Jones--

It seems to me that the important magnetic field for LENR purposes should be 
the B field as defined and employed in Maxwell’s theory of E&M.  The “gauss” 
field referred to in the items below apply to a measured magnetic field in air 
I believe.  There is very little magnetic susceptibility for air.  Thus the  
field is practically the H field in Maxwell’s theory.  

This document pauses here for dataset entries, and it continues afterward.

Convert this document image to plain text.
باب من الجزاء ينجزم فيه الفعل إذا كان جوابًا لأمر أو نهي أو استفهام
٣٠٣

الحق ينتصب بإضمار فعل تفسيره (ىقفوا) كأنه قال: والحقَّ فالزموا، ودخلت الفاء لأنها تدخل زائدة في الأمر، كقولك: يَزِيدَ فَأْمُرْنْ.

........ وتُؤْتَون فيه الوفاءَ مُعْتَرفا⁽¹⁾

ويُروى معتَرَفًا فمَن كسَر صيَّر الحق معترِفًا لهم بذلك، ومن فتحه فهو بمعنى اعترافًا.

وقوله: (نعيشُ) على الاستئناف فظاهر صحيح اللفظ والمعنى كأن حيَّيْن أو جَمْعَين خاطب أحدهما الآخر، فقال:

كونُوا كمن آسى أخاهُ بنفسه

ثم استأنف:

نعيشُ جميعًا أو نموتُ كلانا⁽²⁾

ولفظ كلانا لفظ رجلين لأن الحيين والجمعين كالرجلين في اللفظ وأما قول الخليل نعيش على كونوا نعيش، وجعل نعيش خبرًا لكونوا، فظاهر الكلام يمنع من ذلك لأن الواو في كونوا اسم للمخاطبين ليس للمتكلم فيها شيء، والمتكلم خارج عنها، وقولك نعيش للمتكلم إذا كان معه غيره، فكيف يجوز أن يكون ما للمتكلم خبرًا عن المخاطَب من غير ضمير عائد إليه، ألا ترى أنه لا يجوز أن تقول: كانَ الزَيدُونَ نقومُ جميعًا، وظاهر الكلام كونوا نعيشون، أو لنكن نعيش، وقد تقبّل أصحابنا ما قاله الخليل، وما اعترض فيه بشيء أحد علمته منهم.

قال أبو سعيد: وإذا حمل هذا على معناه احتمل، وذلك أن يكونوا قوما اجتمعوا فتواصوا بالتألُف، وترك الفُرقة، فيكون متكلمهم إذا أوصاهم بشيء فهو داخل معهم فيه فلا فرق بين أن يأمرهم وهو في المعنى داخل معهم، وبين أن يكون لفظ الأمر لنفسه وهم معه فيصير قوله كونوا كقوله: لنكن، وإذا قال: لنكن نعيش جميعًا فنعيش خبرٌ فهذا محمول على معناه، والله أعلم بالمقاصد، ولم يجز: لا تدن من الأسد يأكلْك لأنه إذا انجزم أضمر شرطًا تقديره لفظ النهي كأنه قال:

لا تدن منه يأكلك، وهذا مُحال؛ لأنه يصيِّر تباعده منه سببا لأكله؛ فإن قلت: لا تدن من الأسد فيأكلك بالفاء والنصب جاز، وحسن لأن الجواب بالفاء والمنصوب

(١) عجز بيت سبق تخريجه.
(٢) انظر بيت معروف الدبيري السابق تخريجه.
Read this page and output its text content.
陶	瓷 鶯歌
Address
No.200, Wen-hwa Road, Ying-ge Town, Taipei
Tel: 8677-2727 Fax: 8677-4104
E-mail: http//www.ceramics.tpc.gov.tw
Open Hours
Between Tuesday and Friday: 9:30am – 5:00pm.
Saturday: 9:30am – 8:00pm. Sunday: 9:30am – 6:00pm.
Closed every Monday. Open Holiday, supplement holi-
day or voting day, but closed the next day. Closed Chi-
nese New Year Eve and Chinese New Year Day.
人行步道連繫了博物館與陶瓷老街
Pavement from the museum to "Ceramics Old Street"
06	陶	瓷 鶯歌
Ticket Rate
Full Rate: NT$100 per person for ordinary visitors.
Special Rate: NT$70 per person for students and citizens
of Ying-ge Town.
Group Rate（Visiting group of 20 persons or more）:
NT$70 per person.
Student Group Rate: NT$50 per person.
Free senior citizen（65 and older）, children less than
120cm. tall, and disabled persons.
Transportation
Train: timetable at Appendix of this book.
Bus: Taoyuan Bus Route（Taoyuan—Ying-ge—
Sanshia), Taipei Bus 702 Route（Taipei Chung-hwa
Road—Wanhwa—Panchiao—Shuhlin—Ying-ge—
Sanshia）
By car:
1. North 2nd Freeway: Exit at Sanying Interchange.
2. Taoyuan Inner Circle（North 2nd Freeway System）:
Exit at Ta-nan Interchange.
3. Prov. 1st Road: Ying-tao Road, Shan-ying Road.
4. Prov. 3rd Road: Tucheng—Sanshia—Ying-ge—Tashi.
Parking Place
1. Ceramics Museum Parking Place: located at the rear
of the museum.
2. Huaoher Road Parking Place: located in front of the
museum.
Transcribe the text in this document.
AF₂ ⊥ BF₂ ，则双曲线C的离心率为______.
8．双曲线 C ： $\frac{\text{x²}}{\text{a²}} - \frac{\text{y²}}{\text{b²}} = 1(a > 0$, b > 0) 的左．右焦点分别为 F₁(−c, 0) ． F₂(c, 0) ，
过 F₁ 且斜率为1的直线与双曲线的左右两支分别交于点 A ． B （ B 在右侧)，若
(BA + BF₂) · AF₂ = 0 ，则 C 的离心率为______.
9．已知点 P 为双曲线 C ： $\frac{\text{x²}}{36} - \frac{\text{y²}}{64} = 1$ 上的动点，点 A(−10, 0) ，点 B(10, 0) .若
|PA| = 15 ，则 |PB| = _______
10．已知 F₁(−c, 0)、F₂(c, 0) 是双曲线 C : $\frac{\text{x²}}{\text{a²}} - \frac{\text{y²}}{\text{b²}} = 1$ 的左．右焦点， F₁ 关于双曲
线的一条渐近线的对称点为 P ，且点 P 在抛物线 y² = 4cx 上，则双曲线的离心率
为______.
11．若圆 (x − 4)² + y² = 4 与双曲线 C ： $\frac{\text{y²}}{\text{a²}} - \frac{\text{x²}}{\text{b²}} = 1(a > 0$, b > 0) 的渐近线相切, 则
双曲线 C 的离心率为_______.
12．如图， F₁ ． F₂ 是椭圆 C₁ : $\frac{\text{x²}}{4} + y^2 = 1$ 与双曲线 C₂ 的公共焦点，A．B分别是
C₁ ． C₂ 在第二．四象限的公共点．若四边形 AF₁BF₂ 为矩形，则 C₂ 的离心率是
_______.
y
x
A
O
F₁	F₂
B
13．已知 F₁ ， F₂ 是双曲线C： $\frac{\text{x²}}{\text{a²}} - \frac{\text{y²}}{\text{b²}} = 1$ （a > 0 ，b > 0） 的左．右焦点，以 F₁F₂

The B field considering the susceptibility of the material which exists within 
a material can be considerably different from the external H field produced by 
an electric coil of wires.  Ni could produce very substantial B fields as we 
have discussed on this blog in the past.


In summary I doubt that the magnetic field of a few hundred gauss is what iss 
important, helical or not at the reaction site.


Bob



Sent from Windows Mail





From: Jones Beene
Sent: ‎Thursday‎, ‎July‎ ‎3‎, ‎2014 ‎8‎:‎45‎ ‎AM
To: vortex-l@eskimo.com





If you have seen the famous image of the Rossi HT "HotCat" showing the
resistance wiring, then you probably realize that the electrical input, even
though it is used for heating, and even though it is not applied constantly
- has an equivalent amp-turn property.
http://www.wired.co.uk/news/archive/2012-09/14/cold-fusion/viewgallery/29059
8

It can be estimated that the amp-turn equivalent of the device pictured is
10,000 if one includes the turns around the wire axis at 10 amps input - but
that this arrangement cannot be modeled as a solenoid, and the resultant
magnetic field would be complex, probably helical and only a few hundred
gauss. Still, the 10,000 amp-turns stuck in my mind as worth remembering,
since Letts/Cravens found that LENR benefits from modest fields of a few
hundred gauss and not higher.

As fate would have it, this value turned up recently as a "magic rating" in
another field

http://www.oem-usa.com/news/info_The_magical_mag_coil.html

... magic indeed. The $64 question in all of this is why a small field works
best - and does a small helical field work best of all?